— Итак, значит, все кончено, — произнесла она, — ибо то, чего от меня требуют, я сделать не могу. Тем лучше: у меня остается право покончить с собой. Ступайте и передайте тем людям, что они могут отдавать эти письма графу Мюсидану. Я и раньше слыхала, что есть люди, готовые торговать несчастьем и заблуждениями других, но я считала, что это случается только в плохих романах. Теперь я, к сожалению, убедилась, что это не так. Но надо мной у них не будет полной власти!
— Графиня, графиня! — умолял струсивший не на шутку медик, — что вы намерены с собой сделать?!
Графиня не слышала его.
— Как я могла жить после стольких лет страданий? Нет, действительно, я должна быть благодарна этим людям: сегодня первый раз за столько лет я усну спокойно, без тревожных снов, я никуда не буду бежать из своего дома, боясь одиночества…
— Ради всего святого, графиня! Ради вашей же собственной дочери, ведите себя благоразумно! Весь мой жизненный опыт и преданность к вашим услугам! Сядьте и успокойтесь, может быть, мы что-нибудь придумаем. Собственно говоря, что лично вы, графиня, имеете против маркиза Генриха Круазеноа?
— Я лично ничего…
— Он из прекрасной семьи, богат, ему всего тридцать четыре года, чем он не подходящая партия для мадемуазель Сабины?

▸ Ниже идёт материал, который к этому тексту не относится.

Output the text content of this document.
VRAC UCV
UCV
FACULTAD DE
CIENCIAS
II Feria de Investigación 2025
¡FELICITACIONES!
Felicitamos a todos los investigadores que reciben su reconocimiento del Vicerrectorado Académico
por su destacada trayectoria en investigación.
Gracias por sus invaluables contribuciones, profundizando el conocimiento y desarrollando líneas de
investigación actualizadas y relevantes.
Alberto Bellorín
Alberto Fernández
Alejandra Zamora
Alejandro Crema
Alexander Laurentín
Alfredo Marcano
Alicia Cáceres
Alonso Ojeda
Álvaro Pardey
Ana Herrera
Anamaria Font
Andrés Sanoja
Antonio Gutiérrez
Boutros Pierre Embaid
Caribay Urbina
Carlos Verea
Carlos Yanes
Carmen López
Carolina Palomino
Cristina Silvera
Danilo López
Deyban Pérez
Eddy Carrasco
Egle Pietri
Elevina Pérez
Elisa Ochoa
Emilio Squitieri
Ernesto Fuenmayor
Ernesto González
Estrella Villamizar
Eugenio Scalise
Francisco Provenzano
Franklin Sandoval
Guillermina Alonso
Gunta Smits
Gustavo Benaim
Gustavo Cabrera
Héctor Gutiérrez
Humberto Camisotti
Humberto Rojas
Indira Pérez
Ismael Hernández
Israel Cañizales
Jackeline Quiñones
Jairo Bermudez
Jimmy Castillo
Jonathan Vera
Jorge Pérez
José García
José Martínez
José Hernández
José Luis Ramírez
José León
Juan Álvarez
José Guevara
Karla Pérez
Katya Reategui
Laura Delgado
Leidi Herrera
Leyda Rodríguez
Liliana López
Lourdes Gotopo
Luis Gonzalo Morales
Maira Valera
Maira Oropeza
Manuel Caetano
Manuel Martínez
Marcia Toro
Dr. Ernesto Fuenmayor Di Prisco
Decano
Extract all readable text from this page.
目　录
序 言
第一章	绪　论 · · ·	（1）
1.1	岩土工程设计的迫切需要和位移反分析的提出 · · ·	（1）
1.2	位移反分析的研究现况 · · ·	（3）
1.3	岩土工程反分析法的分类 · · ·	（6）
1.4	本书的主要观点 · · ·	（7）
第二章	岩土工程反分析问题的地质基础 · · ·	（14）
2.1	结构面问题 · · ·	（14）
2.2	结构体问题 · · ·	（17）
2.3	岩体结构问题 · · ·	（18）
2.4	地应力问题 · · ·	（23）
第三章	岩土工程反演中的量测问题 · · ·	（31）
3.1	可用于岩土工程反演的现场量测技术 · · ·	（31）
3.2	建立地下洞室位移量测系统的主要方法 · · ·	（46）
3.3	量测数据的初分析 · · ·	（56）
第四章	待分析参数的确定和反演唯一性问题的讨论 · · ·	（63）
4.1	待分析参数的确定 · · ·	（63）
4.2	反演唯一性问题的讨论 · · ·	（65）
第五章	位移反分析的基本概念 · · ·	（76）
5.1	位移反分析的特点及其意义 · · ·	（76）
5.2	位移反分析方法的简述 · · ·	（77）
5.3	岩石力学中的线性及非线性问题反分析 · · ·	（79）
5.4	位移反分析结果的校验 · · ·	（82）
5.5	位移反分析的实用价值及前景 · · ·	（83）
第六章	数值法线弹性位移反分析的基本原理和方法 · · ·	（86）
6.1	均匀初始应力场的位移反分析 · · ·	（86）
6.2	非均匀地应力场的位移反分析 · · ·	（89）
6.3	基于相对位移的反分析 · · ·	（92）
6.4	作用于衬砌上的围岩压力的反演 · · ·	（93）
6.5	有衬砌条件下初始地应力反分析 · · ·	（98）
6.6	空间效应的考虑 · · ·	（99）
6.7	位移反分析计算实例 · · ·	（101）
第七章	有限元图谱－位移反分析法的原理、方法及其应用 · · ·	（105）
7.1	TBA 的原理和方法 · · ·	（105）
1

— Да, я ничего не имею против него, но граф никогда не согласится взять назад слово, данное барону…
— Ну, это пустяки! Вы все можете сделать с графом, стоит вам только захотеть!
— Да, в былое время это было действительно так, но это было давно, в то время он любил меня, теперь я для него не более, чем любая другая женщина. Можно, конечно, попробовать, чтобы выиграть время. Пожалуй, я попробую, но Сабина… Кто поручится нам за то, что она уже не любит барона?!
— О, такого рода обстоятельства, если они и существуют, ничего не стоят! Вы — мать, а матери всегда имеют влияние на своих детей.
Неожиданно графиня схватила за руки Ортебиза и, судорожно сжимая их, произнесла:
— Нужно ли раскрывать еще одну тайну? Если я чужая для своего мужа, то для дочери — я просто посторонний человек, она меня ненавидит и презирает!
Доктор, однако, поспешил откланяться, наскоро заверив графиню, что она ни в коем случае не может быть чужой для мужа и дочери и что она должна успокоиться, а назавтра они вместе придумают, как им действовать дальше.
— Ах, доктор, только в беде и познаются друзья, — сказала ему на прощанье графиня, в уме уже прикидывая возможности выдвижения на сцену Генриха Круазеноа.
Воздух после двухчасового разговора с графиней показался Ортебизу свежим и чистым. Медленными шагами, наслаждаясь чудесным вечером, приближался он к кофейне.